Journals will sign a deal with libraries
In many other fields such as Earth sciences, people are dreaming about the free access for everyone. In high energy physics, this dream is becoming a reality. After all, most high energy physicists have relied on arXiv.org, a freely accessible preprint server (see a NYT story about it), as their main source of information for more than two decades.
Nature tells us some details about the deal that will make the transition of journals to the free form possible.
In the article called Open-access deal for particle physics, Richard Van Noorden describes the contract between the publishers of 12 journals and a consortium of libraries that will make 90% of HEP papers freely available since 2014 – and it will be pretty much the case earlier than that. Note that the Higgs discovery papers were freely published by PRL two weeks ago.

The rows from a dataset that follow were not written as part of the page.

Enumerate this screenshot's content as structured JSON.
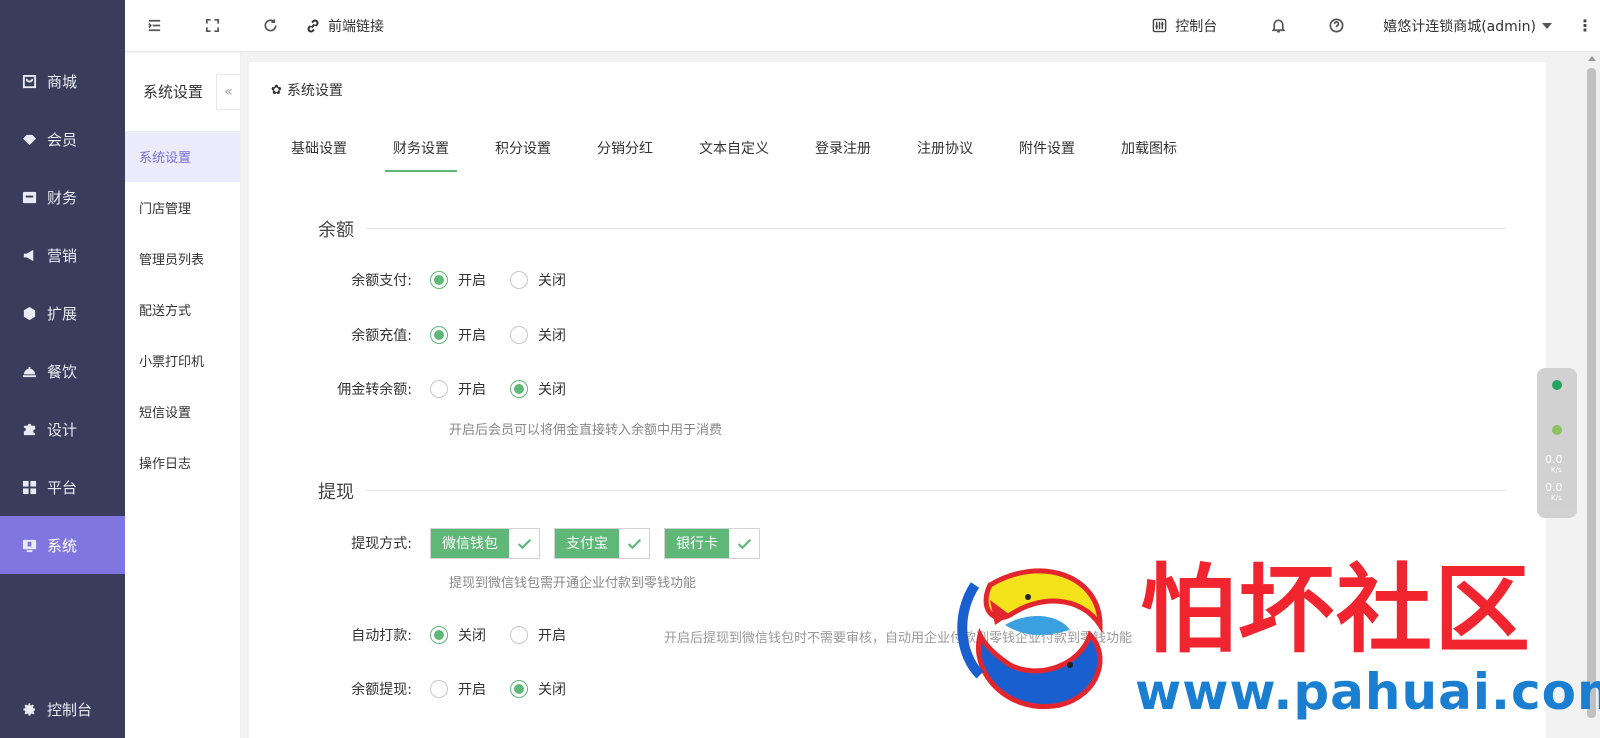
{
  "sidebar": {
    "items": [
      {
        "label": "商城",
        "icon": "shop-icon"
      },
      {
        "label": "会员",
        "icon": "member-icon"
      },
      {
        "label": "财务",
        "icon": "finance-icon"
      },
      {
        "label": "营销",
        "icon": "megaphone-icon"
      },
      {
        "label": "扩展",
        "icon": "cube-icon"
      },
      {
        "label": "餐饮",
        "icon": "dish-icon"
      },
      {
        "label": "设计",
        "icon": "puzzle-icon"
      },
      {
        "label": "平台",
        "icon": "grid-icon"
      },
      {
        "label": "系统",
        "icon": "system-icon"
      }
    ],
    "active_index": 8,
    "bottom_label": "控制台"
  },
  "header": {
    "frontend_link": "前端链接",
    "console": "控制台",
    "user": "嬉悠计连锁商城(admin)"
  },
  "subsidebar": {
    "title": "系统设置",
    "collapse": "«",
    "items": [
      "系统设置",
      "门店管理",
      "管理员列表",
      "配送方式",
      "小票打印机",
      "短信设置",
      "操作日志"
    ],
    "active_index": 0
  },
  "main": {
    "title": "系统设置",
    "tabs": [
      "基础设置",
      "财务设置",
      "积分设置",
      "分销分红",
      "文本自定义",
      "登录注册",
      "注册协议",
      "附件设置",
      "加载图标"
    ],
    "active_tab": 1,
    "balance": {
      "title": "余额",
      "balance_pay": {
        "label": "余额支付:",
        "options": [
          "开启",
          "关闭"
        ],
        "selected": "开启"
      },
      "balance_recharge": {
        "label": "余额充值:",
        "options": [
          "开启",
          "关闭"
        ],
        "selected": "开启"
      },
      "commission_to_balance": {
        "label": "佣金转余额:",
        "options": [
          "开启",
          "关闭"
        ],
        "selected": "关闭"
      },
      "hint": "开启后会员可以将佣金直接转入余额中用于消费"
    },
    "withdraw": {
      "title": "提现",
      "method": {
        "label": "提现方式:",
        "options": [
          "微信钱包",
          "支付宝",
          "银行卡"
        ]
      },
      "method_hint": "提现到微信钱包需开通企业付款到零钱功能",
      "auto_pay": {
        "label": "自动打款:",
        "options": [
          "关闭",
          "开启"
        ],
        "selected": "关闭"
      },
      "auto_pay_hint": "开启后提现到微信钱包时不需要审核，自动用企业付款到零钱企业付款到零钱功能",
      "balance_withdraw": {
        "label": "余额提现:",
        "options": [
          "开启",
          "关闭"
        ],
        "selected": "关闭"
      }
    }
  },
  "net_widget": {
    "up": "0.0",
    "down": "0.0",
    "unit": "K/s"
  },
  "watermark": {
    "title": "怕坏社区",
    "url": "www.pahuai.com"
  },
  "colors": {
    "sidebar_bg": "#393d5b",
    "active_purple": "#8076e0",
    "accent_green": "#5fb878"
  }
}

The consortium of libraries is called SCOAP3. The digit "3" is an exponent, a power, because the acronym is really a product SCOAPPP which stands for the Sponsoring Consortium for Open Access Publishing in Particle Physics. It encapsulates various HEP libraries, HEP funding agencies, and HEP laboratories.

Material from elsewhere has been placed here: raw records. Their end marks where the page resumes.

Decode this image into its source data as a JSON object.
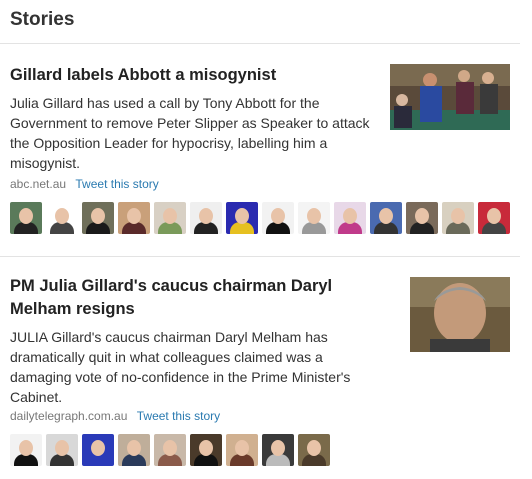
{
  "header": {
    "title": "Stories"
  },
  "stories": [
    {
      "title": "Gillard labels Abbott a misogynist",
      "summary": "Julia Gillard has used a call by Tony Abbott for the Government to remove Peter Slipper as Speaker to attack the Opposition Leader for hypocrisy, labelling him a misogynist.",
      "source": "abc.net.au",
      "tweet_label": "Tweet this story",
      "avatars": [
        {
          "bg": "#5a7a5a",
          "body": "#222"
        },
        {
          "bg": "#ffffff",
          "body": "#444"
        },
        {
          "bg": "#6f6f5a",
          "body": "#1a1a1a"
        },
        {
          "bg": "#c9a07a",
          "body": "#5a2a2a"
        },
        {
          "bg": "#d8d0c4",
          "body": "#7a9a5a"
        },
        {
          "bg": "#efefef",
          "body": "#222"
        },
        {
          "bg": "#2a2ab0",
          "body": "#e6c020"
        },
        {
          "bg": "#f2f2f2",
          "body": "#111"
        },
        {
          "bg": "#f4f4f4",
          "body": "#999"
        },
        {
          "bg": "#e8d8e8",
          "body": "#c03a8a"
        },
        {
          "bg": "#4a6ab0",
          "body": "#333"
        },
        {
          "bg": "#7a6a5a",
          "body": "#222"
        },
        {
          "bg": "#d8d0c0",
          "body": "#6a6a5a"
        },
        {
          "bg": "#c82a3a",
          "body": "#444"
        }
      ]
    },
    {
      "title": "PM Julia Gillard's caucus chairman Daryl Melham resigns",
      "summary": "JULIA Gillard's caucus chairman Daryl Melham has dramatically quit in what colleagues claimed was a damaging vote of no-confidence in the Prime Minister's Cabinet.",
      "source": "dailytelegraph.com.au",
      "tweet_label": "Tweet this story",
      "avatars": [
        {
          "bg": "#f2f2f2",
          "body": "#111"
        },
        {
          "bg": "#d8d8d8",
          "body": "#333"
        },
        {
          "bg": "#2a3ab8",
          "body": "#2a3ab8"
        },
        {
          "bg": "#bfae9a",
          "body": "#2a3a5a"
        },
        {
          "bg": "#c8b8a8",
          "body": "#8a5a4a"
        },
        {
          "bg": "#4a3a2a",
          "body": "#111"
        },
        {
          "bg": "#d0b090",
          "body": "#6a3a2a"
        },
        {
          "bg": "#3a3a3a",
          "body": "#bbb"
        },
        {
          "bg": "#7a6a4a",
          "body": "#4a3a2a"
        }
      ]
    }
  ]
}
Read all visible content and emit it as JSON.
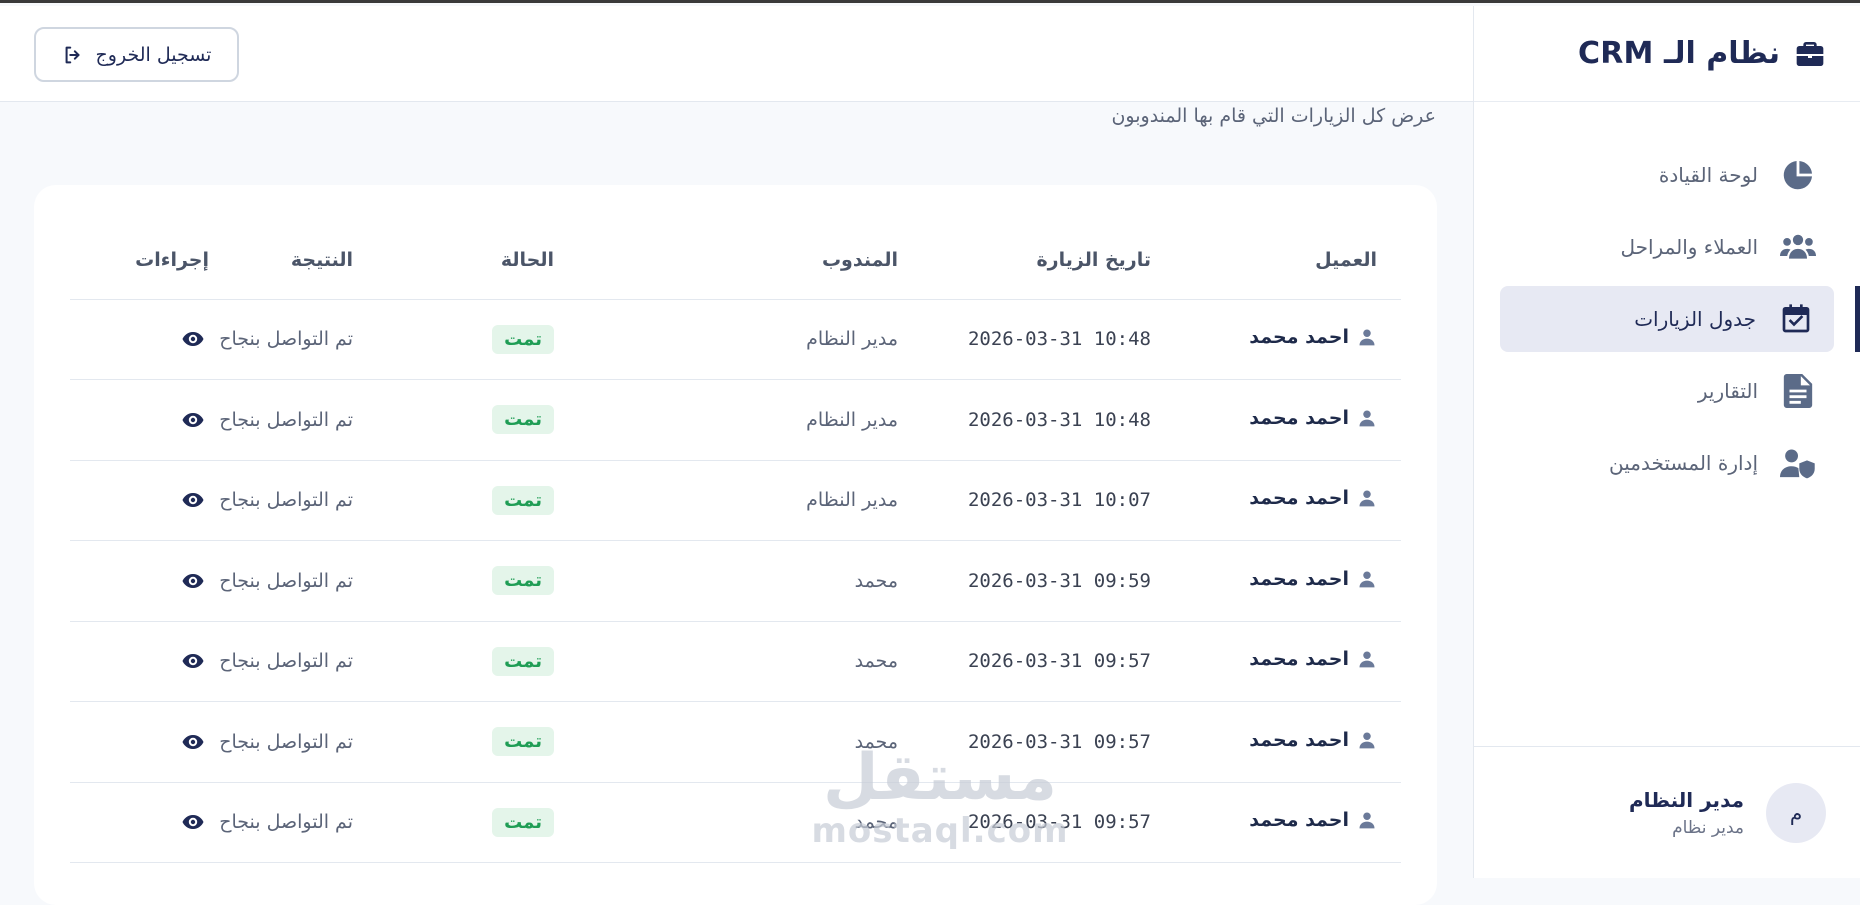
{
  "app": {
    "title": "نظام الـ CRM",
    "subtitle": "عرض كل الزيارات التي قام بها المندوبون",
    "logout_label": "تسجيل الخروج"
  },
  "sidebar": {
    "items": [
      {
        "label": "لوحة القيادة",
        "icon": "pie-chart-icon",
        "active": false
      },
      {
        "label": "العملاء والمراحل",
        "icon": "users-icon",
        "active": false
      },
      {
        "label": "جدول الزيارات",
        "icon": "calendar-check-icon",
        "active": true
      },
      {
        "label": "التقارير",
        "icon": "report-icon",
        "active": false
      },
      {
        "label": "إدارة المستخدمين",
        "icon": "user-shield-icon",
        "active": false
      }
    ],
    "user": {
      "initial": "م",
      "name": "مدير النظام",
      "role": "مدير نظام"
    }
  },
  "table": {
    "headers": {
      "client": "العميل",
      "date": "تاريخ الزيارة",
      "agent": "المندوب",
      "status": "الحالة",
      "result": "النتيجة",
      "actions": "إجراءات"
    },
    "rows": [
      {
        "client": "احمد محمد",
        "date": "2026-03-31  10:48",
        "agent": "مدير النظام",
        "status": "تمت",
        "result": "تم التواصل بنجاح"
      },
      {
        "client": "احمد محمد",
        "date": "2026-03-31  10:48",
        "agent": "مدير النظام",
        "status": "تمت",
        "result": "تم التواصل بنجاح"
      },
      {
        "client": "احمد محمد",
        "date": "2026-03-31  10:07",
        "agent": "مدير النظام",
        "status": "تمت",
        "result": "تم التواصل بنجاح"
      },
      {
        "client": "احمد محمد",
        "date": "2026-03-31  09:59",
        "agent": "محمد",
        "status": "تمت",
        "result": "تم التواصل بنجاح"
      },
      {
        "client": "احمد محمد",
        "date": "2026-03-31  09:57",
        "agent": "محمد",
        "status": "تمت",
        "result": "تم التواصل بنجاح"
      },
      {
        "client": "احمد محمد",
        "date": "2026-03-31  09:57",
        "agent": "محمد",
        "status": "تمت",
        "result": "تم التواصل بنجاح"
      },
      {
        "client": "احمد محمد",
        "date": "2026-03-31  09:57",
        "agent": "محمد",
        "status": "تمت",
        "result": "تم التواصل بنجاح"
      }
    ]
  },
  "watermark": {
    "arabic": "مستقل",
    "latin": "mostaql.com"
  },
  "colors": {
    "primary": "#1f2a56",
    "status_success_bg": "#e4f5ea",
    "status_success_text": "#1f9d55",
    "background": "#f7f9fc"
  }
}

This consortium will pay certain amounts of money to each of 12 journals for every paper to guarantee that the access will be free. The journal subscription fees will also be adjusted (reduced) in such a way that all the institutions should see pretty much the same expenses or profits after the transition. Meanwhile, the humanity – I mostly mean readers (of physics) like you – should benefit because it will acquire a free access to all the papers.
It's fun to sort a table from Nature containing the 12 journals and the price of making the papers free. You may interpret it as a kind of the price of a paper. In the table below, I sort the journals according to the number of high-energy physics papers they published in 2011 and copy the price that the journals have negotiated for one paper. If you need to know the full names of the journals and not just acronyms or their publishers, click at "More" over here.

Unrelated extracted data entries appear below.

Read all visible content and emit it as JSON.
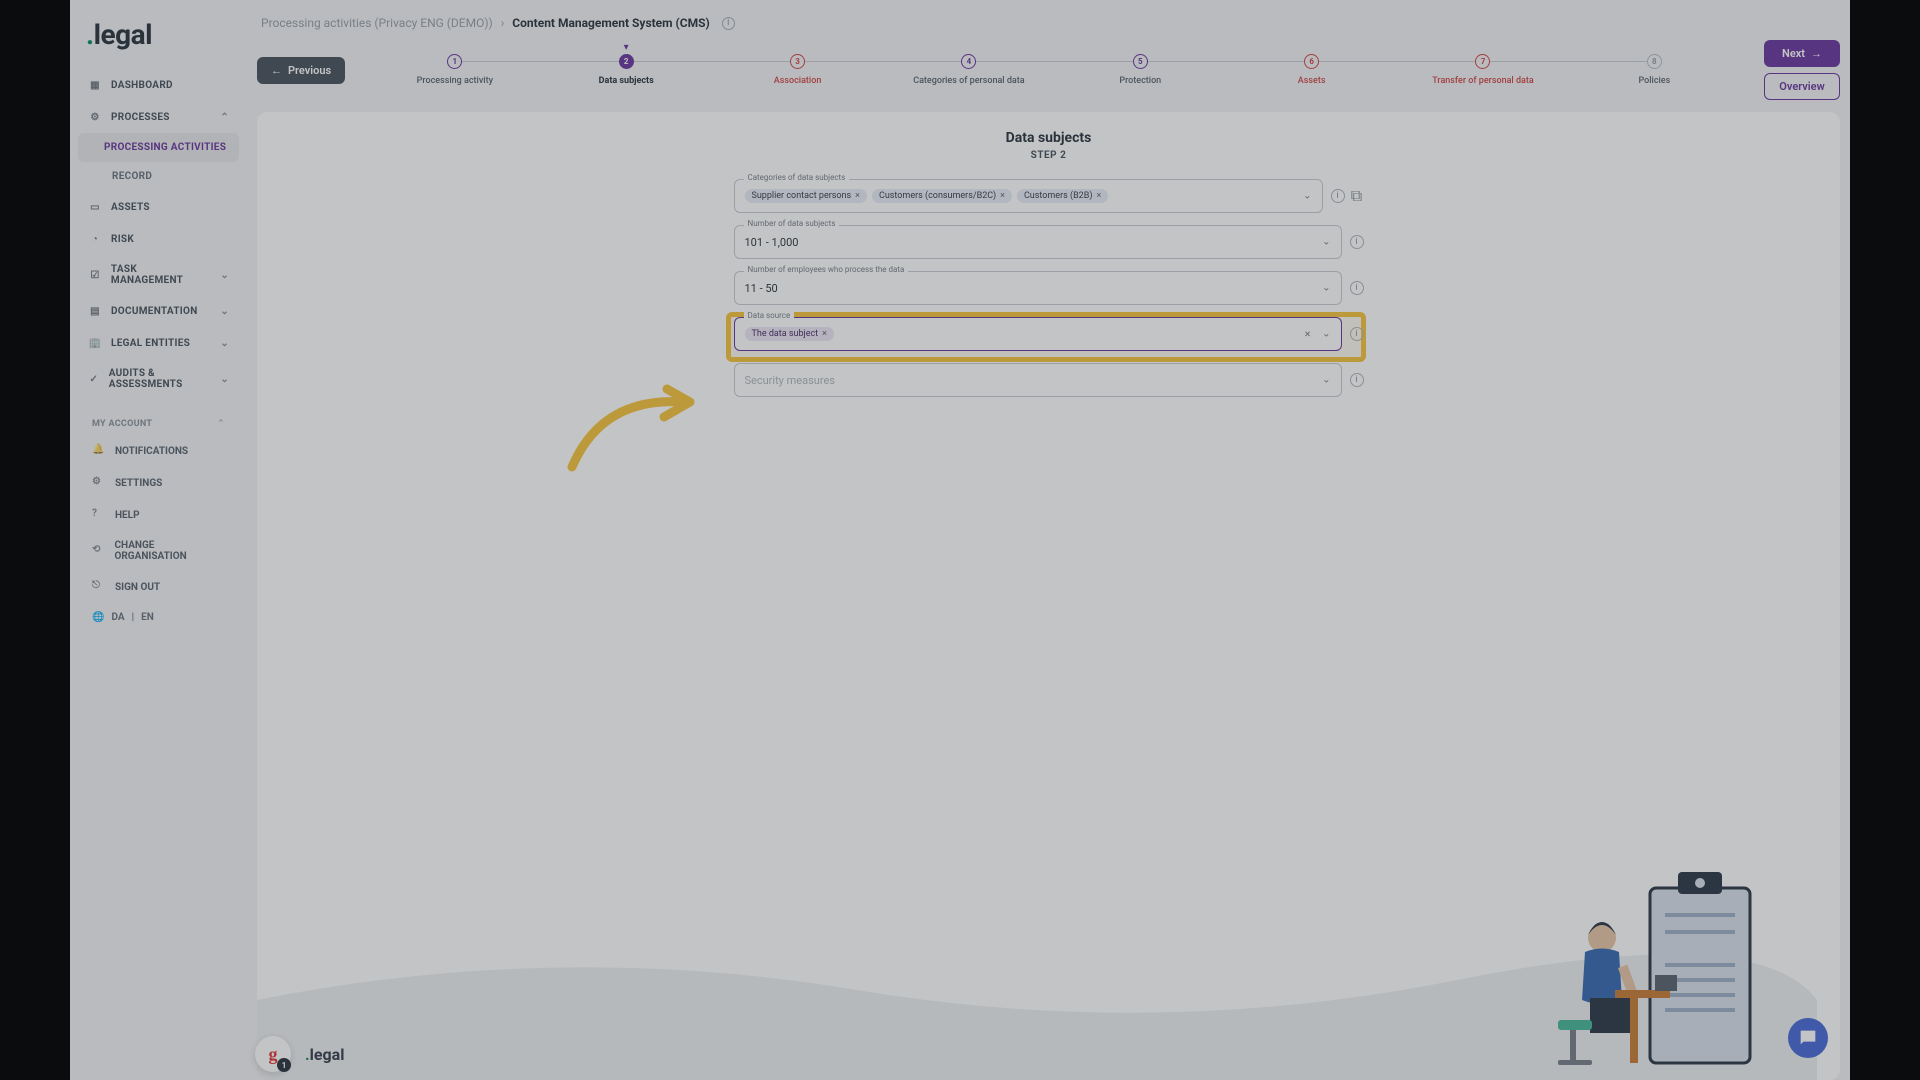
{
  "logo": {
    "brand": "legal"
  },
  "sidebar": {
    "dashboard": "DASHBOARD",
    "processes": "PROCESSES",
    "processing_activities": "PROCESSING ACTIVITIES",
    "record": "RECORD",
    "assets": "ASSETS",
    "risk": "RISK",
    "task_management": "TASK MANAGEMENT",
    "documentation": "DOCUMENTATION",
    "legal_entities": "LEGAL ENTITIES",
    "audits": "AUDITS & ASSESSMENTS"
  },
  "account": {
    "header": "MY ACCOUNT",
    "notifications": "NOTIFICATIONS",
    "settings": "SETTINGS",
    "help": "HELP",
    "change_org": "CHANGE ORGANISATION",
    "sign_out": "SIGN OUT",
    "lang_da": "DA",
    "lang_sep": "|",
    "lang_en": "EN"
  },
  "breadcrumb": {
    "parent": "Processing activities (Privacy ENG (DEMO))",
    "current": "Content Management System (CMS)"
  },
  "nav_buttons": {
    "previous": "Previous",
    "next": "Next",
    "overview": "Overview"
  },
  "steps": [
    {
      "num": "1",
      "label": "Processing activity",
      "state": "done"
    },
    {
      "num": "2",
      "label": "Data subjects",
      "state": "current"
    },
    {
      "num": "3",
      "label": "Association",
      "state": "err"
    },
    {
      "num": "4",
      "label": "Categories of personal data",
      "state": "done"
    },
    {
      "num": "5",
      "label": "Protection",
      "state": "done"
    },
    {
      "num": "6",
      "label": "Assets",
      "state": "err"
    },
    {
      "num": "7",
      "label": "Transfer of personal data",
      "state": "err"
    },
    {
      "num": "8",
      "label": "Policies",
      "state": "todo"
    }
  ],
  "form": {
    "title": "Data subjects",
    "subtitle": "STEP 2",
    "categories": {
      "label": "Categories of data subjects",
      "chips": [
        "Supplier contact persons",
        "Customers (consumers/B2C)",
        "Customers (B2B)"
      ]
    },
    "num_subjects": {
      "label": "Number of data subjects",
      "value": "101 - 1,000"
    },
    "num_employees": {
      "label": "Number of employees who process the data",
      "value": "11 - 50"
    },
    "data_source": {
      "label": "Data source",
      "chip": "The data subject",
      "input": ""
    },
    "security": {
      "label": "Security measures",
      "placeholder": "Security measures"
    }
  },
  "footer": {
    "badge_letter": "g",
    "badge_count": "1",
    "brand": "legal"
  }
}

|Journal acronym||2011 HEP papers||Price per paper|
|Eur. Phys. J. C||326||€1,500|
|Prog. Th. Phys.||46||£1,000|
|Acta Ph. Pol. B||23||€500|
|New J. of Ph.||20||£1,200|
|Chinese Ph. C||16||£1,000|
Note that the prices are in U.S. dollars, euros ($1.29), or U.K. pounds ($1.62). They are between $650 and $2,000 per paper. You should realize it's the price for all readers, not just one reader. For some papers, it may seem like a lot of money. On the other hand, for good papers, it's a hugely ludicrous amount.
If the same money were paid to the author, the fees for papers couldn't cover the salaries of most physicists. Take some of the big shots who have 300 papers. Multiply it by $1,667, an estimated average fee per paper, and you get just $500,000 or so, a salary for these big shots for 2 years or so.
It's of course a very subtle question what the actual price of the work and results behind a physics paper is. I would stress that it badly depends on the paper. Everyone would probably agree with this point. However, only people who actually understand physics may meaningfully say which papers are valuable and which papers are not. I think that the "value of the mankind" behind many key papers may be quantified in billions of dollars while some rubbish papers may be balanced by a few pennies (but I mean worse papers than average papers in those 12 journals!).
Don't overlook that the agreed upon price per paper's freedom is not only independent of its quality and later impact (which is unknown at the moment of publication and can only be estimated based on the author's name and other rough criteria) but even of its length. Any incorporation of the length and other parameters into the "freedom fees" would probably be counterproductive because it could push the journals to prefer longer, talkative papers etc. Well, the current system really does the opposite, it supports the publication of many short papers (rename each section to a paper and your journal will make a profit) but please, journals, don't read this insight of mine. ;-)
Can other disciplines emulate the example of high energy physics? HEP has had some tradition in free publishing. However, what I find essential for the transition to be politically feasible is that most papers are not being "bought" by any individual readers because HEP is simply too esoteric a discipline. Most people, including those with science degrees, are only capable of reading popular books by shameful aggressive cranks such as Woit and Smolin but they can't actually follow the science.
In fields where the profit from selling papers comes from many readers, i.e. in "easy enough disciplines", it could be difficult to rearrange all the money flows which is needed to make the papers free. One may express the same idea in a different way: high energy physics is hugely "non-commercial" – almost all the money that circulates in it comes from some government-related institutions so they may just "rename" the money flows in between them. In publishing that depends on many readers' desire to buy the products, making these products free is always a financial problem.